I have seen Authorization Checks treated like a formality and like a real craft. One produces green statuses, the other produces confidence people can explain.
My checklist for Authorization Checks is not meant to turn testing into box-ticking. It exists so pressure does not erase the few important questions that protect roles, permission boundaries, and proving the system exposes only what it should. It gets expensive when the happy path works while a nearby role quietly sees or changes something it should not.
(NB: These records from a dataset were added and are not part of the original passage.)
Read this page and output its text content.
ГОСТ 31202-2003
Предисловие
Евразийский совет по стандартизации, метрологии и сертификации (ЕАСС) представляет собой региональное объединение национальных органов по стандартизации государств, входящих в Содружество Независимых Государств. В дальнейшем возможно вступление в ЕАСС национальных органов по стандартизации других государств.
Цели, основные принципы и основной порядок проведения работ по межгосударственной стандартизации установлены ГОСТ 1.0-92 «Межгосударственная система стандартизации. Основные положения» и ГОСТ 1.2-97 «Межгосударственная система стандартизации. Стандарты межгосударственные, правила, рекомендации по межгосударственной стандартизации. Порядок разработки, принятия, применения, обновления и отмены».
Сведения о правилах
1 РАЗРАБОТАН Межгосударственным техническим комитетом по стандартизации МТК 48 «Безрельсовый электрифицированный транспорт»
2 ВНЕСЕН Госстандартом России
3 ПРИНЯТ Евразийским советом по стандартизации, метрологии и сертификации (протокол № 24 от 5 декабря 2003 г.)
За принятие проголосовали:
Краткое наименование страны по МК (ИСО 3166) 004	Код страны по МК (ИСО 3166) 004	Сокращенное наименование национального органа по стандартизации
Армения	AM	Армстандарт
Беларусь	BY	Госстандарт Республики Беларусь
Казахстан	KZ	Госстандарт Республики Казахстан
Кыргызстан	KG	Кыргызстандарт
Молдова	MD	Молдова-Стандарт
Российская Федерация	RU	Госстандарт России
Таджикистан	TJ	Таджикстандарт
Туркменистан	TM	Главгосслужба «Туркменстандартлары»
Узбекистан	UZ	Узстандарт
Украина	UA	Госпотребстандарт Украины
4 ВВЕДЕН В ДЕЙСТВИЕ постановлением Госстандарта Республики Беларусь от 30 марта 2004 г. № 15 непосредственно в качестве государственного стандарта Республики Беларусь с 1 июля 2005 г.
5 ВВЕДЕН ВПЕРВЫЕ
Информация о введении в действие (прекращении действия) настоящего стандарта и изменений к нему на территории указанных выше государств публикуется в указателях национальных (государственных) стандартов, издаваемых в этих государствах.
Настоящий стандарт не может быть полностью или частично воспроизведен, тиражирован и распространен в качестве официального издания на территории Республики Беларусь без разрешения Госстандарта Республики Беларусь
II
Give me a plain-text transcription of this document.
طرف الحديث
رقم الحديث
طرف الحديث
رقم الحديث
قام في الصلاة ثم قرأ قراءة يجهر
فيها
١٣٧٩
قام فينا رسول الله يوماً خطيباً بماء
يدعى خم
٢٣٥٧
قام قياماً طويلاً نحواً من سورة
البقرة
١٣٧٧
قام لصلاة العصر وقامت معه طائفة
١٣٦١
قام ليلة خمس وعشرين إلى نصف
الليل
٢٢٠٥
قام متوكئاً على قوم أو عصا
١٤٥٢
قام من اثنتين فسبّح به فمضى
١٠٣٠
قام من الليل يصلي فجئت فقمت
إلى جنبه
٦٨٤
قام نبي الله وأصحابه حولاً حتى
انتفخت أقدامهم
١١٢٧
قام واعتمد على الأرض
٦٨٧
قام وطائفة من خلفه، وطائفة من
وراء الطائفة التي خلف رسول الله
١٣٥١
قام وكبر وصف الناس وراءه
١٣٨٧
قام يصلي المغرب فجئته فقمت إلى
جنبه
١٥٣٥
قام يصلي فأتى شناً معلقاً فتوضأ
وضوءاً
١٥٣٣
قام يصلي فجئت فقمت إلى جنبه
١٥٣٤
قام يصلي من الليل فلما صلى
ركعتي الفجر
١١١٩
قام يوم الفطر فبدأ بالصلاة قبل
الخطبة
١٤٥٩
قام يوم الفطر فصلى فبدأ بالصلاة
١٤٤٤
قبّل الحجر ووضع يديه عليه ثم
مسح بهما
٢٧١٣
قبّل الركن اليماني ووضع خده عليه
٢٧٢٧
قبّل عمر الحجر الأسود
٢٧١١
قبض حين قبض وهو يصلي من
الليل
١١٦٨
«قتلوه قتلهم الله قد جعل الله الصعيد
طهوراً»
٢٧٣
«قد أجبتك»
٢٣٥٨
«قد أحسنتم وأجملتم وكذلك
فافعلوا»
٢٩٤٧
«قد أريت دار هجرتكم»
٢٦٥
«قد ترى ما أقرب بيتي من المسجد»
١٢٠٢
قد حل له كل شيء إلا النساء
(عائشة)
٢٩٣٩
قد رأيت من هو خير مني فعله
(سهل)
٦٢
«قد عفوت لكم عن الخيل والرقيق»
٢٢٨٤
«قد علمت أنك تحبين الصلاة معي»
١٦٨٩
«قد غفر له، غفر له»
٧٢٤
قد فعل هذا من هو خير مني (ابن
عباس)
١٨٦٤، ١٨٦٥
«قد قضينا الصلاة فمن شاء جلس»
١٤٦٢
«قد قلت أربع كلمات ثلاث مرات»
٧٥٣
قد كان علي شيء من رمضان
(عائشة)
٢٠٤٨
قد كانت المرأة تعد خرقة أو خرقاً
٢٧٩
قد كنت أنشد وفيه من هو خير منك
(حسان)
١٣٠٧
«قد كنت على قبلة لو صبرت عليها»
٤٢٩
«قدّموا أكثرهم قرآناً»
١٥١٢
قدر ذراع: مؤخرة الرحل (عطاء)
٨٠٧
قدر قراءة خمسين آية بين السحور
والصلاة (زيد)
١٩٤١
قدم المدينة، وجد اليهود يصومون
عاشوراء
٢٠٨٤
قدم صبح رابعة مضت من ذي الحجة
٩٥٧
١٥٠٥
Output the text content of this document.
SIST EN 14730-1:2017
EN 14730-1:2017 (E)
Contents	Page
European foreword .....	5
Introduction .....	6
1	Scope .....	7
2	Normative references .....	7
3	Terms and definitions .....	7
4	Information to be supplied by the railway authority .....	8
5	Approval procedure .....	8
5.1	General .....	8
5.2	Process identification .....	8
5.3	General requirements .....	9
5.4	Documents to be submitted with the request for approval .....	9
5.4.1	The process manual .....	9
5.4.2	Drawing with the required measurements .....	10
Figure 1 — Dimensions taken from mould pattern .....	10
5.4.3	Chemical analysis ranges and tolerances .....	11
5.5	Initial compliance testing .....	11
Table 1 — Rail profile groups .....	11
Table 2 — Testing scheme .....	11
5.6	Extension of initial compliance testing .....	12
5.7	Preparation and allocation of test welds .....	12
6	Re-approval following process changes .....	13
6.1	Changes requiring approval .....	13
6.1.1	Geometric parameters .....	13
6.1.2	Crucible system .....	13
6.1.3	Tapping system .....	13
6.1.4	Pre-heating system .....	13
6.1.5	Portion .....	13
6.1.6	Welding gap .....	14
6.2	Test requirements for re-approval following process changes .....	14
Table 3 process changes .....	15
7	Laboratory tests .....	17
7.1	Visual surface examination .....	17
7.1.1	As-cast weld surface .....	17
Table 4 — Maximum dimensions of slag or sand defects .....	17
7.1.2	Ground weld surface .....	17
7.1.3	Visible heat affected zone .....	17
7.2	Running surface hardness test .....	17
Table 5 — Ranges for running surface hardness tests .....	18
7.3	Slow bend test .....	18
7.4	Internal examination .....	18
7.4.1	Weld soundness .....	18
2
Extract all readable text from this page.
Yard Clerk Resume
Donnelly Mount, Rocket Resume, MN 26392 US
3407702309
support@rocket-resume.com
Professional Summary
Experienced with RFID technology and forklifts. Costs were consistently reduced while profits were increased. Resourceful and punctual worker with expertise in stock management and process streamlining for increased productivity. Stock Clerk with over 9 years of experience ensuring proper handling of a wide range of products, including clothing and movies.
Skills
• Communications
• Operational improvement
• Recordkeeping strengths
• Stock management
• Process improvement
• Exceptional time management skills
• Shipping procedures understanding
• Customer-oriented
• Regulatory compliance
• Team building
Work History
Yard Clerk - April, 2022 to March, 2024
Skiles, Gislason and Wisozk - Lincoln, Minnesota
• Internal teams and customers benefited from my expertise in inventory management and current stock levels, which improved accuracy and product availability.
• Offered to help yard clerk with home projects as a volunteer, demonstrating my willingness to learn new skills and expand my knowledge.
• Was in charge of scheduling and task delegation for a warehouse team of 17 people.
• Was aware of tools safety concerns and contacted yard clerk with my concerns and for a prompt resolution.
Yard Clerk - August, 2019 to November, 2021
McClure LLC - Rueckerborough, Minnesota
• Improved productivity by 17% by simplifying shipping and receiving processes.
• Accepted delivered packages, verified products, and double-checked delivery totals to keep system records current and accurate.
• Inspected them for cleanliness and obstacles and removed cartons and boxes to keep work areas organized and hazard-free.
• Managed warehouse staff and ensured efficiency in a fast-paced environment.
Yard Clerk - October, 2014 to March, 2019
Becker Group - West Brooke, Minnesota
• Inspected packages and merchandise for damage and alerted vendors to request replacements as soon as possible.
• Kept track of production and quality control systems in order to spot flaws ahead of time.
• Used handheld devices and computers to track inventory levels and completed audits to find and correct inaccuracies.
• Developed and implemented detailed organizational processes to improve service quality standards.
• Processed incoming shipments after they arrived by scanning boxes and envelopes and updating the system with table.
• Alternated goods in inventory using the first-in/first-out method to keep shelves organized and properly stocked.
A good checklist keeps important risk visible when the room gets busy.
Before I Start
- Make the change area explicit
- Write down the most expensive failure in one sentence
- Confirm which security reviewers and product owners should review open risk
- Choose the environment that will tell the truth fastest
During the Check
- Exercise the normal path that should protect roles, permission boundaries, and proving the system exposes only what it should
- Run an awkward-path example based on a support role can preview an admin screen because a route guard only hides the button
- Watch for mismatches between visible success and hidden state
- Capture the one detail that will matter during sign-off later
Before I Close the Work
I finish by asking whether the evidence would still make sense to someone who was not present during testing. For this topic, the evidence I want usually looks like role matrices, server-side checks, and explicit negative tests.
If the answer is yes, the checklist did its job. If the answer is no, I am not done yet. That is usually when confidence becomes visible enough to share, not just feel.